Drosera kenneallyi is found in sandy loam soils on the margins of the Airfield Swamp. The type material was collected under a Eucalyptus latifolia near the Airfield Swamp. During January and February, this species is frequently flooded with high-temperature water. It survives these conditions by altering the position of its petioles with the rise and fall of the surrounding water. This allows the insect-catching leaves to remain above the water's surface.

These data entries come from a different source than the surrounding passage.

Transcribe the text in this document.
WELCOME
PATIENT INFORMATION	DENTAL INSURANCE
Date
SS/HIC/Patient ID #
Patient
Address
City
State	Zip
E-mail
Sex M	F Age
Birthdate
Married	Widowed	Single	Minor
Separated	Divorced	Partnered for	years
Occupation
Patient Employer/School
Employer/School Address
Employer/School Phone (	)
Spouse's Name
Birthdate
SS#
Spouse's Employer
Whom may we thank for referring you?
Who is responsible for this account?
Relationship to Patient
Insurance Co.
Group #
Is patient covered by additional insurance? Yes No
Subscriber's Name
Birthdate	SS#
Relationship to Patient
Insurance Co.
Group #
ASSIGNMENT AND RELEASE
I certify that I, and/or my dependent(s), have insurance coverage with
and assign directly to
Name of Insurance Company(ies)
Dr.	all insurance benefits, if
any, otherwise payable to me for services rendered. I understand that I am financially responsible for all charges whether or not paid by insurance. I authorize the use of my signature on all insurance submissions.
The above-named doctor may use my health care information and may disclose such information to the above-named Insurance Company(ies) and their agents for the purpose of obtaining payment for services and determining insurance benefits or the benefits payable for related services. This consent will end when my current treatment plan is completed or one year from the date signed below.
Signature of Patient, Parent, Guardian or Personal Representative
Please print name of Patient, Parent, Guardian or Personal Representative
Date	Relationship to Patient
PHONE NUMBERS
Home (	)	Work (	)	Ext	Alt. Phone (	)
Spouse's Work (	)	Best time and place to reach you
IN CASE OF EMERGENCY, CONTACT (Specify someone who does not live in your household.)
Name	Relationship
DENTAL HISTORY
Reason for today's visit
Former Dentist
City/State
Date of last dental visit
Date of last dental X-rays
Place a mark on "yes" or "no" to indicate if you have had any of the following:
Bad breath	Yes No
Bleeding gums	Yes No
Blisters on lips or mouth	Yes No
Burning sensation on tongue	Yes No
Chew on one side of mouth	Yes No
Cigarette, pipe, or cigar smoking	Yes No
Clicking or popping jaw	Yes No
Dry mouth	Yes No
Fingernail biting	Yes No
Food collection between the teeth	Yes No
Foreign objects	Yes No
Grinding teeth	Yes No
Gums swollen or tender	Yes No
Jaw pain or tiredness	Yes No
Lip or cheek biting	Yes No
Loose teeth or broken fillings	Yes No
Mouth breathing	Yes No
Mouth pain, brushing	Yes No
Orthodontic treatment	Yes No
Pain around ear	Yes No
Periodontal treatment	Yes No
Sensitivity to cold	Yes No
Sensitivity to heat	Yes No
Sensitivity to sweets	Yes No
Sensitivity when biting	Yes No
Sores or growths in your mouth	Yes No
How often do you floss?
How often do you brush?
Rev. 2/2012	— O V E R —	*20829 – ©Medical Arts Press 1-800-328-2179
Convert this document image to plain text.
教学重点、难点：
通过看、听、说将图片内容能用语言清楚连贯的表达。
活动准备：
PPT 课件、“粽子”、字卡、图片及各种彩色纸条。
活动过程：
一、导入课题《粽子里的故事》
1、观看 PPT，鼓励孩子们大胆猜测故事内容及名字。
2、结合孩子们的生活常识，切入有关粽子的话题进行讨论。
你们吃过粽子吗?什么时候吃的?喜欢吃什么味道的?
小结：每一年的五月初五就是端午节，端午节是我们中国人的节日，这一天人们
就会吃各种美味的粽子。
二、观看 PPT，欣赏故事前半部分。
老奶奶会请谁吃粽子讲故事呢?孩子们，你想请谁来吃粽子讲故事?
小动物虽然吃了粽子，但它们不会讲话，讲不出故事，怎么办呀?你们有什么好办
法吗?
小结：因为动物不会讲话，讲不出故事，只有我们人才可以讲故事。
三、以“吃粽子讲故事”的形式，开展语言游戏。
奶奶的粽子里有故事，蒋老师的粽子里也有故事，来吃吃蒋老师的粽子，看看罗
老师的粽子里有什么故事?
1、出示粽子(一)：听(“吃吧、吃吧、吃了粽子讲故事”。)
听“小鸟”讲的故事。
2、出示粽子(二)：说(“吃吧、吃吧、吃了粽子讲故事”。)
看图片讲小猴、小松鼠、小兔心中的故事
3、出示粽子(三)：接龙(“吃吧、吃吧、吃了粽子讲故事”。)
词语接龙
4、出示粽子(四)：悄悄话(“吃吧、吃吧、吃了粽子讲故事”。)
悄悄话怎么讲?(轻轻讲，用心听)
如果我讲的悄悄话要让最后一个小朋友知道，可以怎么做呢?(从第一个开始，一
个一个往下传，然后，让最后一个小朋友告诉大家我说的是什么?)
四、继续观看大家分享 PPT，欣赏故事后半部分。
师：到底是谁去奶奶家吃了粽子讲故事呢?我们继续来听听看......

Drosera kenneallyi is native to the Mitchell Plateau in the Kimberley region of northern Western Australia and is common within a 5 km radius around the Mitchell Plateau Airfield.

== Botanical history ==
It was first collected in 1982 by Kevin F. Kenneally, for whom this species is named. In 1993, Allen Lowrie traveled to the Kimberley with the Landscope expedition and collected this species, introducing it into cultivation. It was only then confirmed that D. kenneallyi is a distinct species from the other members of Drosera subgenus Lasiocephala. Lowrie formally described this species in a 1996 issue of Nuytsia, the journal of the Western Australian Herbarium. In his description, he noted that D. kenneallyi is most closely related to D. falconeri, which is found in similar habitats. Drosera kenneallyi can be distinguished from D. falconeri by its noticeably smaller leaves and shorter inflorescence, but the two species share many characteristics.